Wired presents Tel-Aviv’s top 11 start-up companies - wslh
http://english.themarker.com/wired-presents-tel-aviv-s-top-11-start-up-companies-1.378957

======
cek
I was fortunate enough to visit Israel this spring and be immersed in the
start-up scene there for a brief time. I was blown away by the energy and
excitement.

The book "Startup Nation" by Saul Singer was given to me while there, but I
haven't read it yet. What I understand from talking to a bunch of
entrepreneurs while there was:

\- Israeli's serve in the military between HS and college. Thus when they get
to college they are more mature and ready to learn. \- Many Israeli's in their
military service are exposed to "interesting" tech research due to Israel's
geopolitical situation and resulting posture. \- Israel really has no export
other than intellectual property/ideas.
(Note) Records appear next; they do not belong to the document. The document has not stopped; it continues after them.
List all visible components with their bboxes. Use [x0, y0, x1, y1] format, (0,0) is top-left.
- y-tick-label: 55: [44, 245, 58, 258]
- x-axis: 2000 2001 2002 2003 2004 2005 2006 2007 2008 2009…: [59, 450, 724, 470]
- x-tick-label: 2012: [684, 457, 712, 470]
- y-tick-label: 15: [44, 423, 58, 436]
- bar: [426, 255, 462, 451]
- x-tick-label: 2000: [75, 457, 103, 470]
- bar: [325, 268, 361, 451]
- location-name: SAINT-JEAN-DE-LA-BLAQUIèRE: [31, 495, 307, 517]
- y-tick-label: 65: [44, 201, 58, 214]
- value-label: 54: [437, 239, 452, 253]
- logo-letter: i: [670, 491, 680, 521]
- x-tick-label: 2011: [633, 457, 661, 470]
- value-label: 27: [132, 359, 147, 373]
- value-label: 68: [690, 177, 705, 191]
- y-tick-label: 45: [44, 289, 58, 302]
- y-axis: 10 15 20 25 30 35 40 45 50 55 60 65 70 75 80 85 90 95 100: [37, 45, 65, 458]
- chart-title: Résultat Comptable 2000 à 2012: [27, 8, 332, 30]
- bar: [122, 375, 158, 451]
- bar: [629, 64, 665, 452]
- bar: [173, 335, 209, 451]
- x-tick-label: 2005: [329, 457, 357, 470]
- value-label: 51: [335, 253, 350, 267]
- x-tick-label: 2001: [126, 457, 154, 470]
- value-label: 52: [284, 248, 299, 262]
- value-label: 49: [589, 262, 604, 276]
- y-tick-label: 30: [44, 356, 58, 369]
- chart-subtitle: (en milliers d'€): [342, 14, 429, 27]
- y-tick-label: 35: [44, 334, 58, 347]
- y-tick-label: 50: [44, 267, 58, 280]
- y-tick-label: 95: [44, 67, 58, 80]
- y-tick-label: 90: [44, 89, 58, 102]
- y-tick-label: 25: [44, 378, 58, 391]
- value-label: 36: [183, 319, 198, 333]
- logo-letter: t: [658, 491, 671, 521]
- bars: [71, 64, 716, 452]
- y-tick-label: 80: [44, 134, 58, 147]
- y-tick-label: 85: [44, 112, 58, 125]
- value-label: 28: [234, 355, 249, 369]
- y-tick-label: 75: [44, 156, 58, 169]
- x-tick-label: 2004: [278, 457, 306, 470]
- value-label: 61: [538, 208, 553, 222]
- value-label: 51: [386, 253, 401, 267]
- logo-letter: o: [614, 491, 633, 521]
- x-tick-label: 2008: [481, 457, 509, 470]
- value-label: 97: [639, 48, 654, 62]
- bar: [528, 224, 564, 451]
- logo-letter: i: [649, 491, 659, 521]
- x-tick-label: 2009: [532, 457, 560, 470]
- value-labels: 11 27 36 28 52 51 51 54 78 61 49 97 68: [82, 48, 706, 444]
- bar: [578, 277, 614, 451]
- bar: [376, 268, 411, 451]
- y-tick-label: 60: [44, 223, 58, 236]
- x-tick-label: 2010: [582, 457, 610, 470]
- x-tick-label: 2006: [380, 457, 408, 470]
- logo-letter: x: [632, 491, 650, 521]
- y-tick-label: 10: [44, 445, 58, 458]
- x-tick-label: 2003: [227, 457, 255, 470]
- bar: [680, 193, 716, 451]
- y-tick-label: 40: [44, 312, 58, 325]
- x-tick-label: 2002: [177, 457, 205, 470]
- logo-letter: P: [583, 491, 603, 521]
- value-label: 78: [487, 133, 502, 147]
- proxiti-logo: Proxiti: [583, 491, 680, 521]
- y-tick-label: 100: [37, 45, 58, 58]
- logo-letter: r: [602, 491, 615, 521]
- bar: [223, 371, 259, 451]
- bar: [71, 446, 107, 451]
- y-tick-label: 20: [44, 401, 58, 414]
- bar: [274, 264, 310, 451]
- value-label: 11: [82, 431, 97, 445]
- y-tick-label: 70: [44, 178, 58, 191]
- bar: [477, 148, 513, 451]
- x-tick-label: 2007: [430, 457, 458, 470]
So they have invest in education,
particularly in the sciences. I visited both the University of Jerusalem and
Technion University in Haifa and was very impressed with the directed research
I saw. \- There is a deep undercurrent of entrepreneurship due to what my
friends there call "the Jewish mother syndrome": It used to be Jewish mothers
would harp on their kids "You will be a doctor/lawyer". Now it's "You will be
Bill Gates/Steve Jobs/Mark Zuckerberg".